Policing agency cost-benefit analyses, the obsession of traditional regulatory reformers, becomes less important if our elected representatives must affirm new agency rules before they are binding, because agencies would be inspired to ensure that their rules met a reasonable cost-benefit benchmark before sending them to a newly answerable Congress. In other words, congressional accountability would force agencies to compete with one another before congressional overseers in terms of lives they save (or some other regulatory benefit) rather than think within their own square.
As with the tax code, Congress must make the grand judgments about where regulatory benefits lie, and take responsibility for the regulatory priorities that emerge.
Only Congress can properly compare questionable rules to the alternative benefits that could be gained if the costs went instead toward hiring policemen or firemen, or simply toward buying buckets of white paint to stripe the centers of dangerous rural blacktop roads.
If Congress then does a poor job ensuring net regulatory benefits, citizens have recourse at the ballot box. We will always lack that leverage with agencies, whose limited range of vision prevents their making the cross-agency comparisons necessary in setting government-wide priorities.

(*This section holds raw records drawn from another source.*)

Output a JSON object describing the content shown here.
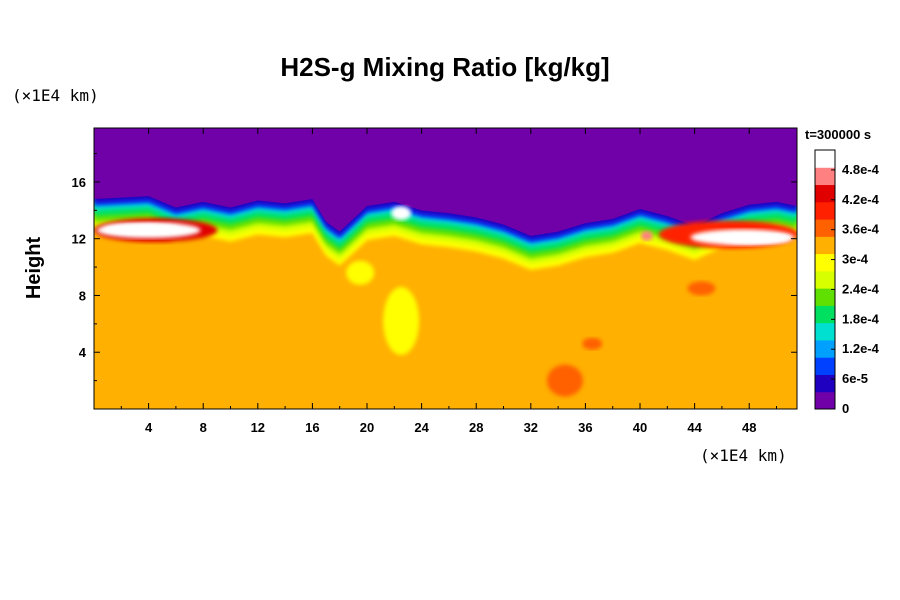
{
  "chart_data": {
    "type": "heatmap",
    "title": "H2S-g Mixing Ratio [kg/kg]",
    "ylabel": "Height",
    "xlabel": "",
    "x_unit": "(×1E4 km)",
    "y_unit": "(×1E4 km)",
    "time_label": "t=300000 s",
    "xlim": [
      0,
      51.5
    ],
    "ylim": [
      0,
      19.8
    ],
    "x_ticks": [
      "4",
      "8",
      "12",
      "16",
      "20",
      "24",
      "28",
      "32",
      "36",
      "40",
      "44",
      "48"
    ],
    "x_tick_values": [
      4,
      8,
      12,
      16,
      20,
      24,
      28,
      32,
      36,
      40,
      44,
      48
    ],
    "y_ticks": [
      "4",
      "8",
      "12",
      "16"
    ],
    "y_tick_values": [
      4,
      8,
      12,
      16
    ],
    "colorbar": {
      "min": 0,
      "max": 0.00052,
      "tick_labels": [
        "0",
        "6e-5",
        "1.2e-4",
        "1.8e-4",
        "2.4e-4",
        "3e-4",
        "3.6e-4",
        "4.2e-4",
        "4.8e-4"
      ],
      "tick_values": [
        0,
        6e-05,
        0.00012,
        0.00018,
        0.00024,
        0.0003,
        0.00036,
        0.00042,
        0.00048
      ],
      "colors": [
        "#7000a8",
        "#2000c0",
        "#0040ff",
        "#00a0ff",
        "#00e0d0",
        "#00e060",
        "#60e000",
        "#d8ff00",
        "#ffff00",
        "#ffb000",
        "#ff6000",
        "#ff2000",
        "#e00000",
        "#ff8080",
        "#ffffff"
      ]
    },
    "regions": {
      "upper_value": 0,
      "lower_value": 0.00033,
      "boundary_height": [
        14.8,
        14.9,
        15.0,
        14.2,
        14.6,
        14.2,
        14.7,
        14.5,
        14.8,
        13.2,
        12.5,
        13.4,
        14.3,
        14.6,
        14.0,
        13.8,
        13.5,
        13.0,
        12.2,
        12.5,
        13.1,
        13.4,
        14.1,
        13.6,
        12.9,
        13.8,
        14.4,
        14.6,
        14.3
      ],
      "boundary_x": [
        0,
        2,
        4,
        6,
        8,
        10,
        12,
        14,
        16,
        17,
        18,
        19,
        20,
        22,
        24,
        26,
        28,
        30,
        32,
        34,
        36,
        38,
        40,
        42,
        44,
        46,
        48,
        50,
        51.5
      ]
    }
  }
}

Ultimately, these dynamics would allow Congress to reapportion regulatory authority based on results achieved or unachieved, thus maximizing benefits far better than cost-benefit requirements imposed on agencies.
Reforms such as the Congressional Responsibility Act will help temper regulatory agency excess, because every elected representative will at last be on record as either in favor of or opposed to a particular regulation. With that, representative democracy will take a giant step toward “no regulation without representation.”